Think ahead to future plans in your organization. Incorporate these ideas into your strategy. You can fine-tune the group design at any time, but it is most important to gain a perspective on the logical groupings according to the functions your users perform.

Following are two guidelines for determining the placement of users in UIC groups:

  • Sharing: Users who typically share data and control of processes should be arranged in the same group.

  • Protection: Users who should not have access to each other's data or control each other's processes should be assigned to separate groups.

However, there are limitations to UIC group design. You may want to give only a few members of your UIC group access to files that you own, or you may want to grant access to your files to members of several UIC groups without having to grant world access. These limitations are described in “Limitations to UIC Group Design”.

Example of UIC Group Design

The fictitious Rainbow Paint Company is a distribution company with five departments: executive, accounting, marketing, shipping, and administration. Table 8-1 “Employee Grouping by Department and Function” identifies the employees in the various departments who need computer resources. The table also lists the job responsibilities of the employees.

Table 8-1 Employee Grouping by Department and Function

Department Employee Function

Executive

Samuel Gibson

President

 

Olivia Westwood

Treasurer Head of Computer Operations

Accounting

Carlo Ruiz

Payroll

 

Rich Smith

Bookkeeping

 

Rod Jacobs

Clerk

 

Ruth Ross

Clerk

Marketing

Jason Chang

Forecasting

 

Alana Mack

Sales Reporting

Shipping

Scott Giles

Inventory Control

Administration

Jane Simon

Correspondence Management Paycheck Printing

 

The fact that the company has been organized into departments suggests that individuals in the same department perform many of the same functions. For example, the advantage of grouping all the employees who perform bookkeeping tasks for the company in the accounting department is that employees can easily communicate with one another and gain access to the data they must share.

As the system manager of Rainbow Paint's computer resources, Olivia Westwood will set up UIC groups based on the existing organizational structure. For example, the employees in the accounting department (Ruiz, Smith, Jacobs, and Ross) could be members of the UIC group ACCOUNTING. Setting up the UIC group in this way ensures that user Ruiz has easy access to data from user Smith, and so on.

Effective department organization ensures that only selected employees will have access to all data and employees in the company.
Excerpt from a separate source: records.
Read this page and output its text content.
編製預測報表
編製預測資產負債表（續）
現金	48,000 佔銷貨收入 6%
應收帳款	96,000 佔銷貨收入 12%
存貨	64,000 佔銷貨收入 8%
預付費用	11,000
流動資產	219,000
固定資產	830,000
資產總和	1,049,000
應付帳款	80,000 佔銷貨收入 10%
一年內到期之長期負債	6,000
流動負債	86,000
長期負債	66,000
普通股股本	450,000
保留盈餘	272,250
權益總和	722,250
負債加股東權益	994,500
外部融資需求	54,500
For example, one of the functions of the accounting department concerns payroll. Because payroll information is confidential, employees in the shipping and marketing departments should not have access to that information.

As the system manager of Rainbow Paint's computer resources, Westwood sets up the UIC groups---ACCOUNTING, EXECUTIVE, MARKETING, SHIPPING, and ADMINISTRATION---corresponding to the various departments in the company. Members of a UIC group can be given common access to files, as shown in the following example:

$ SET SECURITY/PROTECTION=G:RWE GROUP_STATS.DAT

With this command, the owner of the file GROUP_STATS.DAT allows each member of the UIC group read, write, and execute access to the file.

Limitations to UIC Group Design

In some cases, UIC-based protection does not present the best solution to your object protection needs. If users in several UIC groups need access to common files and other resources on the system, the only UIC-based alternatives are to give world access to the object (all users can access the object) or to grant extended privileges to each user. Neither choice is desirable.

You may also need to allow users in a UIC group several types of access to files; you may want to deny access to the object to some users in the same group. Again, UIC-based protection does not offer a good solution to meet these needs.

Access control lists (ACLs), described in the following sections, offer another way to protect files and other objects on the system.

As the site security administrator, it is extremely important to familiarize yourself with the subtleties of the UIC categories, as described in “Controlling Access with Protection Codes”“Controlling Access with Protection Codes” on page 82. Putting users in certain UIC groups may grant them system privileges, and a user with system privilege has control access to any protected object on the system. The SYSPRV privilege is given by default to all UIC groups less than or equal to 10, but the actual range for the system UIC category is determined by the value of the MAXSYSGROUP system parameter. Putting users with the GRPPRV privilege in groups that own system files might also cause security problems.